Containing The Gulf Coast Oil Spill
MICHELE NORRIS, host:
From NPR News, this is ALL THINGS CONSIDERED. Im Michele Norris.
MELISSA BLOCK, host:
And Im Melissa Block.
A thousand barrels of oil a day continue to spill into the Gulf of Mexico from a blown out oil well. BP's Deep Water Horizon oil rig exploded last week and sank in the Gulf, about 50 miles off the Louisiana coast. Eleven workers are missing and presumed dead.
The oil spill covers an area 42 by 80 miles, but so far has not reached the coastline. Crews are trying to contain the spill and to cut the leak off at its source, 5,000 feet below the surface.
Doug Helton is incident operations coordinator with NOAA, thats the National Oceanic and Atmospheric Administration, which is part the team responding to the spill.
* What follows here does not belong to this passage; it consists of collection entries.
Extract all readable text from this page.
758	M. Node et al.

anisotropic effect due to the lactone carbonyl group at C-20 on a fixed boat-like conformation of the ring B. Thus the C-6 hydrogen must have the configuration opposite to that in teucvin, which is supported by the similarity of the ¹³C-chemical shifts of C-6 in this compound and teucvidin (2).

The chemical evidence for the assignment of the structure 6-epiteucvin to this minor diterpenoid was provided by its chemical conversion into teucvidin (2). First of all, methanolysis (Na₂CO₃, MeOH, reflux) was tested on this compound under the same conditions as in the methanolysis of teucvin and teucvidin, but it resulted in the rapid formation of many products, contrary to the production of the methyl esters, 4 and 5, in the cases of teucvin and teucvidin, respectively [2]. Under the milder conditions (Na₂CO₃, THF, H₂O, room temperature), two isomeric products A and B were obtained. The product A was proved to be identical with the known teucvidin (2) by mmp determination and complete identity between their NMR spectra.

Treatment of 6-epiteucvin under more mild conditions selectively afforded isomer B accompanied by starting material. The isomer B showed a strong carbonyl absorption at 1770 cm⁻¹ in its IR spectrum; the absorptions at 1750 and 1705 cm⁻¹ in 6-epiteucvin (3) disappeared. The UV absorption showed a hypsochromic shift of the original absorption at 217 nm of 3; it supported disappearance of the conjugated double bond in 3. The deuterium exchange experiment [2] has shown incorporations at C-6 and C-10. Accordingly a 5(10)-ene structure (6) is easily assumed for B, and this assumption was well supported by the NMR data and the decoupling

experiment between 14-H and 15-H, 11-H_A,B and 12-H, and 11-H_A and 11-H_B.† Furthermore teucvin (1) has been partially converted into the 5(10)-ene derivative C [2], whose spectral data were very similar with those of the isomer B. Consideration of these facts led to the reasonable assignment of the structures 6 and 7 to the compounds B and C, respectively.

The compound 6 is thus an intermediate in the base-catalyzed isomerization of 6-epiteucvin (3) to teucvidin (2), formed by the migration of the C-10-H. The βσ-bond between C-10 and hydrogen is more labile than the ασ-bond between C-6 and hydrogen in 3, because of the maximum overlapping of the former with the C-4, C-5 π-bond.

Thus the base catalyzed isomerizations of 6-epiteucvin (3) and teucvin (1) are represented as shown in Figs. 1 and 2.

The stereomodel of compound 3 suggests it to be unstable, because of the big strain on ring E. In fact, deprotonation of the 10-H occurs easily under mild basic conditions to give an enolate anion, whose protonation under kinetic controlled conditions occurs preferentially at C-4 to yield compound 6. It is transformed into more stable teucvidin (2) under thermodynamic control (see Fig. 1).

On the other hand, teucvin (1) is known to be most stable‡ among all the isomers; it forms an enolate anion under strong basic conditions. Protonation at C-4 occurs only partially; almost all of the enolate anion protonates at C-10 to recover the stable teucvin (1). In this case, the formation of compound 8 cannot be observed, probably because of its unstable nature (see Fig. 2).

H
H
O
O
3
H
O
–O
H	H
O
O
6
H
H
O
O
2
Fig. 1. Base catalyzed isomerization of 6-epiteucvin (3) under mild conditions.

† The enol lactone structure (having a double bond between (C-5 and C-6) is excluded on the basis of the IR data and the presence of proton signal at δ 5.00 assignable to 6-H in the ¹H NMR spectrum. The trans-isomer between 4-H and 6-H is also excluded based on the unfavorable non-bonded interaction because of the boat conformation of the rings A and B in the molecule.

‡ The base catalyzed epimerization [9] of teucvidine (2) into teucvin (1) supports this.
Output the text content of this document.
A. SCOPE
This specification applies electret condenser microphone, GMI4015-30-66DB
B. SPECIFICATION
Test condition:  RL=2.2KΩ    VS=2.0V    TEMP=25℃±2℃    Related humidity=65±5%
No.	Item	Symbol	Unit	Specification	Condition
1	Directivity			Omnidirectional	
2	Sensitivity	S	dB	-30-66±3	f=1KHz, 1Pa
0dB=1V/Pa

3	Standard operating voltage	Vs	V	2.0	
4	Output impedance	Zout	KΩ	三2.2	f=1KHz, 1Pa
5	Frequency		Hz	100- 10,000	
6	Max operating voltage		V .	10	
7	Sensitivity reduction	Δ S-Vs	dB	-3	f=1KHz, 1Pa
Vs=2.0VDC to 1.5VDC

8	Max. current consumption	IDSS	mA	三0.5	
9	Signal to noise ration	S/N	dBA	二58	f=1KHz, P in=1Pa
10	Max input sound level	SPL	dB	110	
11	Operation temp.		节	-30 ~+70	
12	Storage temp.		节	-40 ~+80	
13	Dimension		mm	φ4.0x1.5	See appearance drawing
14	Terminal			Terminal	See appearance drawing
Mr. DOUG HELTON (Incident Operations Coordinator, National Oceanic and Atmospheric Administration): Well, the Deep Water Horizon was a very large mobile drilling unit. It's actually considered to be a ship, and that was attached to a long pipe called a riser. The ship was drilling in such deep water that it's not actually anchored or attached to the seafloor. It's dynamically positioned.
When this caught fire and then ultimately sank, the rig ended up upside down around 1500 feet from the well opening. And that mile of pipe is now collapsed on the seafloor like a pile of really thick spaghetti, almost. So it's essentially a giant kinked garden hose.
BLOCK: Well, let's walk through what they're trying to do here, first in terms of the oil coming - not the oil thats already been released but the oil thats still coming out and they want to prevent from coming out. Explain whats going on, on the ocean floor.
Mr. HELTON: Well, the blowout preventer is a very large device on the seafloor. It's the size of small house. And they're trying manually activate it. This is a device thats supposed to trigger when there's a pressure blowout in the line or for some reason they lose control of the well. And in this case, that blowout preventer didnt appear to activate and the engineers - the petroleum engineers are trying to figure out why.
There apparently are some methods to manually activate that but thats been tried almost daily for the last week, and that hasnt been successful.
BLOCK: So thats one thing they're trying to do. They're also, I gather, trying to collect oil thats being released in a kind of dome. How does that work?
Mr. HELTON: This is called a pollution dome. And it's basically a fabric tent or some other kind of material that lowers down over the leaking pipes. Now, the well itself is not directly leaking. Whats leaking is the bent pipes on the seafloor that used to be riser that went to the oil rig. So there's a couple different spots in that pile of piping that are leaking, and thats what they're going to try to cover.
BLOCK: So you're basically try to corral that oil, get it to someplace where you could, what, suck it?
Mr. HELTON: So it could be pumped to the surface.
BLOCK: Mm-hmm, and get rid of it that way.
Mr. HELTON: Yes.
BLOCK: And then, of course, there's the oil that is already is on the surface, right?
Mr. HELTON: Right, there are various methods being used to contain and deal with that problem. One of them is to use skimming vessels and another is to use dispersants that are applied via aircraft.
BLOCK: Whats your worst fear from a spill like this?
Mr. HELTON: Well, you know, every day we have another thousand barrels and so that would add a lot of oil out in the Gulf of Mexico. And at some point we're going to start to see more significant interactions with wildlife and fisheries and wetlands, and those kinds of resources.
BLOCK: Have you dealt with a spill like this before from an oil rig?
Mr. HELTON: I've dealt with spills from rigs but this is pretty unique, partly because the release is coming from the seafloor at over a mile at depth. So there have been rig accidents in the past where there's been discharges from the sea surface, and there have been smaller ones from the seafloor. But this is one of the largest offshore platform spills in a generation.
BLOCK: Doug Helton, thanks very much.
Mr. HELTON: You're welcome.
BLOCK: Doug Helton is incident operations coordinator with NOAA, the National Oceanic and Atmospheric Administration.